Nor were the Shipowners of the United States in any better position. They, too, had overbuilt themselves. Their exclusive Californian trade had offered so many inducements, and, in fact, such large fortunes had been realised out of it, that many more vessels than could be profitably employed were built in the Northern States between 1849 and 1854. Some of these were placed on the trade with Europe. A very large amount of capital had been invested in the famous ships thus employed; but even these, before the close of 1854, were becoming unremunerative, owing to the competition of British iron screw-steamers, which I shall very fully describe hereafter, as they were the main weapon, whereby we bade defiance to the competition of all other nations, in the general ocean race then just commenced. As these splendid iron ships soon commanded all the passenger traffic, and, at the same time, secured the preference by shippers of high-classed and valuable goods, which could afford to pay the heaviest rates of freight, many of the American clippers were obliged to seek employment elsewhere. As the Great Republic[177] was one of the finest, as well as the largest of these famous vessels—indeed, she was the largest sailing vessel in the world, I furnish an illustration of her at page 360. But though this vessel and a large number of the American liners found temporary employment in the French transport service, they on the cessation of hostilities were obliged to seek employment elsewhere; and, so great was the depression, that American shipowners, in 1857, suffered quite as much as did the generality of those persons who owned sailing vessels in Great Britain. Indeed, on the 1st January of the following year, there was not a single vessel building on the stocks of New York for the mercantile marine, and, for many months previously, the shipbuilders throughout the United States had been at a complete standstill.

THE “GREAT REPUBLIC.”

Disastrous years of 1857 and 1858.

But all branches of trade throughout the world were now suffering to a greater or less extent, and 1857 and 1858 will long be remembered as gloomy years. The outbreak of the mutiny in India, the consequent suspension of remittances from the East, and the demand for specie, together with an uninterrupted outflow of the precious metals to the Continent, led to an alarming drain of the bullion in the Bank of England.

Many banks stop payment.

After a long struggle to maintain cash payments without pressing unduly on the mercantile classes, the rate of discount rose so high as to render necessary, for the second time, the temporary suspension of the Bank Charter Act of 1844. The effect of this twice-repeated measure was disastrous to many merchants engaged in the trade of the United States; not a few of whom were obliged to suspend payment. The stoppage of the Northumberland and Durham district Bank, with liabilities amounting to 3,000,000l. sterling; as well as those of the Western Bank of Scotland, which had been engaged in wild speculations in the United States and elsewhere, with liabilities to the extent of 8,911,000l., and that also of the City of Glasgow Bank for 6,000,000l., tended materially to increase the depression.

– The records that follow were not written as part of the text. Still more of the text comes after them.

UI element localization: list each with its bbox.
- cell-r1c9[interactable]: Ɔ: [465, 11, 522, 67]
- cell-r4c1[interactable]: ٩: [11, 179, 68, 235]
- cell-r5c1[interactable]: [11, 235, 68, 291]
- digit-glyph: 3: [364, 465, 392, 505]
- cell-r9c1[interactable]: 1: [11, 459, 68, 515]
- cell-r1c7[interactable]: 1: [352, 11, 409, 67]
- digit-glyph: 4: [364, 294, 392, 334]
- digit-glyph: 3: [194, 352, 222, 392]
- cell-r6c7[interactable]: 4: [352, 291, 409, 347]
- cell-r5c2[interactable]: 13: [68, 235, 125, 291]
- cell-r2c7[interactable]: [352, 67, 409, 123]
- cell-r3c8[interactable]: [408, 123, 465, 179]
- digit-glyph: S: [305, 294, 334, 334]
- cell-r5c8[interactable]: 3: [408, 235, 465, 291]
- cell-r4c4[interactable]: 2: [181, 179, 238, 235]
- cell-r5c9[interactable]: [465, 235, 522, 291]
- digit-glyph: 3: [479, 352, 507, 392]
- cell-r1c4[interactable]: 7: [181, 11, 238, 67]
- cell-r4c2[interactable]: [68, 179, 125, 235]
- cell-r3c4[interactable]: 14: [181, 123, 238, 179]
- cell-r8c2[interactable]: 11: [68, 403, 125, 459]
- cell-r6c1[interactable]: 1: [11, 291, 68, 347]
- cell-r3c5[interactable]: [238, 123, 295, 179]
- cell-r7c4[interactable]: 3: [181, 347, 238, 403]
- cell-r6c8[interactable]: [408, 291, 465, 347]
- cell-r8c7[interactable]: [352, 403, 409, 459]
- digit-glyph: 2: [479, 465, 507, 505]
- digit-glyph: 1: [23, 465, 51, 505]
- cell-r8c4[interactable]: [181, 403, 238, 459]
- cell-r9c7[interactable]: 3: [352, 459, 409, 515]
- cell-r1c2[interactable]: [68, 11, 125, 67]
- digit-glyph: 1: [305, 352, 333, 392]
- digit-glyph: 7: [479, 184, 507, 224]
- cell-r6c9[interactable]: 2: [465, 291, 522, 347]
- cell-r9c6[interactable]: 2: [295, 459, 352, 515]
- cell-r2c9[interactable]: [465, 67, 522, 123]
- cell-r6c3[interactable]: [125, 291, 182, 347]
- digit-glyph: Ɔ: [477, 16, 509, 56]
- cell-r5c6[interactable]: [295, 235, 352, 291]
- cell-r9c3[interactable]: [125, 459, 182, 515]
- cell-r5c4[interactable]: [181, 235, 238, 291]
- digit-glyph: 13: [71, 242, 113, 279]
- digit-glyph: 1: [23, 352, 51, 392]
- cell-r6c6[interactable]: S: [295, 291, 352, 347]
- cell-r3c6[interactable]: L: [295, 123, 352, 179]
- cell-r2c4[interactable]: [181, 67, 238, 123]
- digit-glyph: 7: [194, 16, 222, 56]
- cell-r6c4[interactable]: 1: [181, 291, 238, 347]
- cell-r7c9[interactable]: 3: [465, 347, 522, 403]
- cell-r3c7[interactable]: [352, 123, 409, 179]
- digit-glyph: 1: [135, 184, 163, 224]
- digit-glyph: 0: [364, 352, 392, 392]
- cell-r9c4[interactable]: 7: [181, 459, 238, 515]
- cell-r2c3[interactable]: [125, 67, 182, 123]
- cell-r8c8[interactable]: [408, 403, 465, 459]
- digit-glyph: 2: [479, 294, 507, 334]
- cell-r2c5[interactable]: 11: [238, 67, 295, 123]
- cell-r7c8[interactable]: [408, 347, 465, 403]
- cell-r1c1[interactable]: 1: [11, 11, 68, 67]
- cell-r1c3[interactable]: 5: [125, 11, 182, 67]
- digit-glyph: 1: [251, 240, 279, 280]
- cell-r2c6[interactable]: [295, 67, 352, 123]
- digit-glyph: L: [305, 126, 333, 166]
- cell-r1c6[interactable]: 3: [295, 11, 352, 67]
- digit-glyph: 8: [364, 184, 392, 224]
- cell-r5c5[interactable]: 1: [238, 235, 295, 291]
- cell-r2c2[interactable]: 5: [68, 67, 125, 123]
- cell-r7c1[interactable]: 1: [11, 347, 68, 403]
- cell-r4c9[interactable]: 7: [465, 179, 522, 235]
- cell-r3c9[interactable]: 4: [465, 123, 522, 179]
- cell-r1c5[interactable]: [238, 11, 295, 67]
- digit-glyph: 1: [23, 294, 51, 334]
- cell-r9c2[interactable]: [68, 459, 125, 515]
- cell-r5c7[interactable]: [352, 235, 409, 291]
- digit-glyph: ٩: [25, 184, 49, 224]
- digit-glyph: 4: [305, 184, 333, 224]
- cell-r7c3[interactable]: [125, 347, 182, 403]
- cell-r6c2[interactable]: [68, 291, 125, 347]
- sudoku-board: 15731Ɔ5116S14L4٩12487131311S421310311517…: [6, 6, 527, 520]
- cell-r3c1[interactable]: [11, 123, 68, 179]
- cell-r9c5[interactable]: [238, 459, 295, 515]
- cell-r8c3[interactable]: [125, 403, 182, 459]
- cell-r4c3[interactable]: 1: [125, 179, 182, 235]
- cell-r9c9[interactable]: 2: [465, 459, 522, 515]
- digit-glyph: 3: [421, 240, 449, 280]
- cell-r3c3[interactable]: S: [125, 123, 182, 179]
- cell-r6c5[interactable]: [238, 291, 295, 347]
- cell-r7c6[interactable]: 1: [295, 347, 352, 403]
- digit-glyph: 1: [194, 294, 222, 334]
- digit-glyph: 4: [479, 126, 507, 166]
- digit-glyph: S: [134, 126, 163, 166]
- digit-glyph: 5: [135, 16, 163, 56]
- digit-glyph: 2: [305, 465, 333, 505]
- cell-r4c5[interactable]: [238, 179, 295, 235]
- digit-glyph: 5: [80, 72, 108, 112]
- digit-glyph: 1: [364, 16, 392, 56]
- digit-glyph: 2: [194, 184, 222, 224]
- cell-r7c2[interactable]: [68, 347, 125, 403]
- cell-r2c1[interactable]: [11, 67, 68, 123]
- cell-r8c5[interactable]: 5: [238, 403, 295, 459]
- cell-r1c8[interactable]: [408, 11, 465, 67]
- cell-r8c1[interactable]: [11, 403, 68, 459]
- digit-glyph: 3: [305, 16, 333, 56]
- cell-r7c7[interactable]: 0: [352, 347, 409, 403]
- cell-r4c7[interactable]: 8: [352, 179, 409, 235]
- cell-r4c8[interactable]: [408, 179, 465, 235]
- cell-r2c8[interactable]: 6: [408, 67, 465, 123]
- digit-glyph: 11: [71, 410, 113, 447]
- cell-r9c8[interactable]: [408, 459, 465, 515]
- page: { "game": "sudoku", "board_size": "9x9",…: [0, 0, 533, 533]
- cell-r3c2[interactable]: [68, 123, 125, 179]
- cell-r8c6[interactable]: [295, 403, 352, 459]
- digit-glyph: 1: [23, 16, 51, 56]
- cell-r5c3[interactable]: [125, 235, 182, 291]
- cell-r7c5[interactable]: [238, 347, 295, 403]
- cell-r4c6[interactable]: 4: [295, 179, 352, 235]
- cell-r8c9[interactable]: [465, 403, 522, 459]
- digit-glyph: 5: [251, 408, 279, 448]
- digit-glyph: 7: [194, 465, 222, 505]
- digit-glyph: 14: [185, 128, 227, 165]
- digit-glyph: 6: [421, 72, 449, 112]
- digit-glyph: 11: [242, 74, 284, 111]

The Liverpool Borough Bank, which had been previously drained by the insolvency of various mushroom speculators in ships, failed for 5,000,000l., and the Wolverhampton Bank followed for 1,000,000l. Many private mercantile firms, also, whose liabilities alone were variously computed at a sum not far short of 20,000,000l., were, at the same period, obliged to suspend payment.

Shipowners’ Society still attribute their failures to the repeal of the Navigation Laws.

Through such overwhelming disasters, it was hardly to be expected that the Shipowners of Great Britain would pass unscathed, especially after the prosperity they had enjoyed during the Crimean War. Nevertheless, the General Shipowners’ Society of London, in the report of the annual meeting, held on the 25th June, 1858, does not appear to have attributed the cause of the depression under which Shipowners were suffering to the revulsion in commercial affairs. On the contrary, they still held the strange delusion, that, so far as they were concerned, the repeal of our Navigation Laws, together with the absence of reciprocity on the part of foreign nations, were the main causes of suffering: curiously enough, too, the report attributed some portion of their misfortunes to the Merchant Shipping Act of 1854, and the Passenger Act of the following year.